Question

Find the angle between the two lines having direction ratio $(1,1,2)$ and $((\sqrt{3}-1),(-\sqrt{3}-1),4)$.

• A. $\frac{\pi }{3}$
• B. $\frac{\pi }{2}$
• C. $\frac{\pi }{6}$
• D. None of these

Answer 1

Answer: (A)

$\frac{\pi }{3}$

Let $\overrightarrow{m_1}$ and $\overrightarrow{m_2}$ be vectors parallel to the two given lines.

Then, angle between the two given lines is same as the angle between $\overrightarrow{m_1}$ and $\overrightarrow{m_2}$.

$\overrightarrow{m_1}=$ Vector parallel to the line with direction ratios $(1,1,2)=i+j+2k$ and

$\overrightarrow{m_2}=$ Vector parallel to the line with direction ratio $((\sqrt{3}-1),(-\sqrt{3}-1),4)=(\sqrt{3}-1)i+(-\sqrt{3}-1)j+4k$

Let $\theta$ be the angle between the given lines.

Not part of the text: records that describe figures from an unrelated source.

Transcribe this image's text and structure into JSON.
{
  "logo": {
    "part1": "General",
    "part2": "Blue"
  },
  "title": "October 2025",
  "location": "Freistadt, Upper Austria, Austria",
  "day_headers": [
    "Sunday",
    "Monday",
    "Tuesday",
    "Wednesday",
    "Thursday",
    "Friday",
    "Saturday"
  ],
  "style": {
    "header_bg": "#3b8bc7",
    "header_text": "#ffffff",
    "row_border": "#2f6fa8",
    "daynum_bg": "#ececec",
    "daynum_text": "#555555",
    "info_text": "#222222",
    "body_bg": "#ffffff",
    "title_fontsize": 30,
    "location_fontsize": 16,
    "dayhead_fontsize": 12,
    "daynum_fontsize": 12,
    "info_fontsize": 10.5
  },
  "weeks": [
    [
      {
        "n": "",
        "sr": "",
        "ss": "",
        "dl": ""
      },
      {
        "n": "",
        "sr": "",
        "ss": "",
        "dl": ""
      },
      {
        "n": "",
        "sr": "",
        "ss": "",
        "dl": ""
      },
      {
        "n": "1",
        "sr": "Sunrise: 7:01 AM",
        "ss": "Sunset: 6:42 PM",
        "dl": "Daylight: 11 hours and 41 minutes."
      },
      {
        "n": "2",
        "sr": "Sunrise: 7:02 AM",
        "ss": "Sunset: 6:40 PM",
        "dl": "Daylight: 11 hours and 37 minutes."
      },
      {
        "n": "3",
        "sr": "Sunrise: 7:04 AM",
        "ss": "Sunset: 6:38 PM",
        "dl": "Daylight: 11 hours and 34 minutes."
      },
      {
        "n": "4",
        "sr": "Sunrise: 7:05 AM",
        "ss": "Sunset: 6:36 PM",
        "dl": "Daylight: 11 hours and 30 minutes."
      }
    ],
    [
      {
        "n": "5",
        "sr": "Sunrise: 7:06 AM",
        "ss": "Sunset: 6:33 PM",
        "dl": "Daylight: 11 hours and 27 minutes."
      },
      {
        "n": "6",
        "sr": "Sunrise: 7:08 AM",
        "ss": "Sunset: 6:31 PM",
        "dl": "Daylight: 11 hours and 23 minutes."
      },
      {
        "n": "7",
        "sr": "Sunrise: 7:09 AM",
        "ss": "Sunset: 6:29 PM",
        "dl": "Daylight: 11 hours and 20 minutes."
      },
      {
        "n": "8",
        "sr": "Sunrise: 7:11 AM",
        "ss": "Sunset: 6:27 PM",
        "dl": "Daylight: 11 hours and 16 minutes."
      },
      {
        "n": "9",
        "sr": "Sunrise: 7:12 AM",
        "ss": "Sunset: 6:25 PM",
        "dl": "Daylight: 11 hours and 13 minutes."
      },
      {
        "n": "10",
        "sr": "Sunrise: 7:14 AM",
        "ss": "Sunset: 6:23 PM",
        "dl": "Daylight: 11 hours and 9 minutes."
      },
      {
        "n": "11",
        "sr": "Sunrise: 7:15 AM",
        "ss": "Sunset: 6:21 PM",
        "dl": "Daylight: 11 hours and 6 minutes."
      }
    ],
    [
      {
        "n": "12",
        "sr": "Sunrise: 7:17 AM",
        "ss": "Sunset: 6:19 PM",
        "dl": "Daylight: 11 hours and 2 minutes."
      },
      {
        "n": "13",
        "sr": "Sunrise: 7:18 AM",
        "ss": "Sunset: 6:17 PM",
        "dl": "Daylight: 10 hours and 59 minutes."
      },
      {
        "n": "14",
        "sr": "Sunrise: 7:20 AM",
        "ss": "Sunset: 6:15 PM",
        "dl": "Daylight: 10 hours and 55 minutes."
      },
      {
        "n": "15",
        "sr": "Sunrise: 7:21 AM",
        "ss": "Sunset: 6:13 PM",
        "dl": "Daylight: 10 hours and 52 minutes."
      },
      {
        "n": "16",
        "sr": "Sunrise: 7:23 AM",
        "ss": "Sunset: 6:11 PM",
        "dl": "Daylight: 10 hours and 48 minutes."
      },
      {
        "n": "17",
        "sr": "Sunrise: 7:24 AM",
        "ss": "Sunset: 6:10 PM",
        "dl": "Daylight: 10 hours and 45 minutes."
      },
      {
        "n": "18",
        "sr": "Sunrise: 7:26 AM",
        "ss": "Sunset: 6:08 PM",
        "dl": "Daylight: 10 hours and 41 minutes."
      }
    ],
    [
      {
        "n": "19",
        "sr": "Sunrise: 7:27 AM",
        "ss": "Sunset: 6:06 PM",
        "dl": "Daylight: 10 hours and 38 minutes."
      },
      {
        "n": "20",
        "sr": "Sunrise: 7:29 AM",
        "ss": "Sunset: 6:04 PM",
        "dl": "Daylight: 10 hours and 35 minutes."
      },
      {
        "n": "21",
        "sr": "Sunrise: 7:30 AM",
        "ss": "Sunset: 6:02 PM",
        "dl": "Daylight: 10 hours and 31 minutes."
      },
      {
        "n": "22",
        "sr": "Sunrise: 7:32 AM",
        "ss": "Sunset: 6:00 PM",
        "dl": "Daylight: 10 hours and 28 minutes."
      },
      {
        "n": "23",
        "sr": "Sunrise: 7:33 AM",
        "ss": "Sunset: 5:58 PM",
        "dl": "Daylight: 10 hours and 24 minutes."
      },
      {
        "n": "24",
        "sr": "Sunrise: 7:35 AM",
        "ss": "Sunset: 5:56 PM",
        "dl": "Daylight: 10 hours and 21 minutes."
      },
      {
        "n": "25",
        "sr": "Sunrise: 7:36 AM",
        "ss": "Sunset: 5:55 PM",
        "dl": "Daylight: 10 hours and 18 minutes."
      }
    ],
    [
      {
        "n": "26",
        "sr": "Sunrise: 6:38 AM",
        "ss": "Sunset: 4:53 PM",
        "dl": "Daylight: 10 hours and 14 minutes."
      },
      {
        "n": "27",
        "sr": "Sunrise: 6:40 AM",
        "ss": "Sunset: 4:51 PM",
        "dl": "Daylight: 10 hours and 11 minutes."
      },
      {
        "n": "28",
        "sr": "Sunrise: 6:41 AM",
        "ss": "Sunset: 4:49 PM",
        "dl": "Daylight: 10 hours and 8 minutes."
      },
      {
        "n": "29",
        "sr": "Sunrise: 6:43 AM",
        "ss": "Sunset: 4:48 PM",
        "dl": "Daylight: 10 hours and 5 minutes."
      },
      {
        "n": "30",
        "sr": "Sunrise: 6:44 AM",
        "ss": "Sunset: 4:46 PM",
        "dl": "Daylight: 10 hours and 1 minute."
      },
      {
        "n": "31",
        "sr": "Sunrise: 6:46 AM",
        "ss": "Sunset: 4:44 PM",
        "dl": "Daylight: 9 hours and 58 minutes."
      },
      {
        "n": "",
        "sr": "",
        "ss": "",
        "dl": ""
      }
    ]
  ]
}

Then $\cos \theta =\frac{\overrightarrow{m_1}.\overrightarrow{m_2}}{\left|\overrightarrow{m_1}\right|\left|\overrightarrow{m_2}\right|}=\frac{(\sqrt{3}-1)-(\sqrt{3}+1)+8}{\sqrt{1+1+4}\sqrt{{(\sqrt{3}-1)}^2+{(\sqrt{3}+1)}^2+16}}$

$\Rightarrow \cos \theta =\frac{6}{\sqrt{6}\sqrt{24}}=\frac{1}{2}$

$\Rightarrow \theta =\frac{\pi }{3}$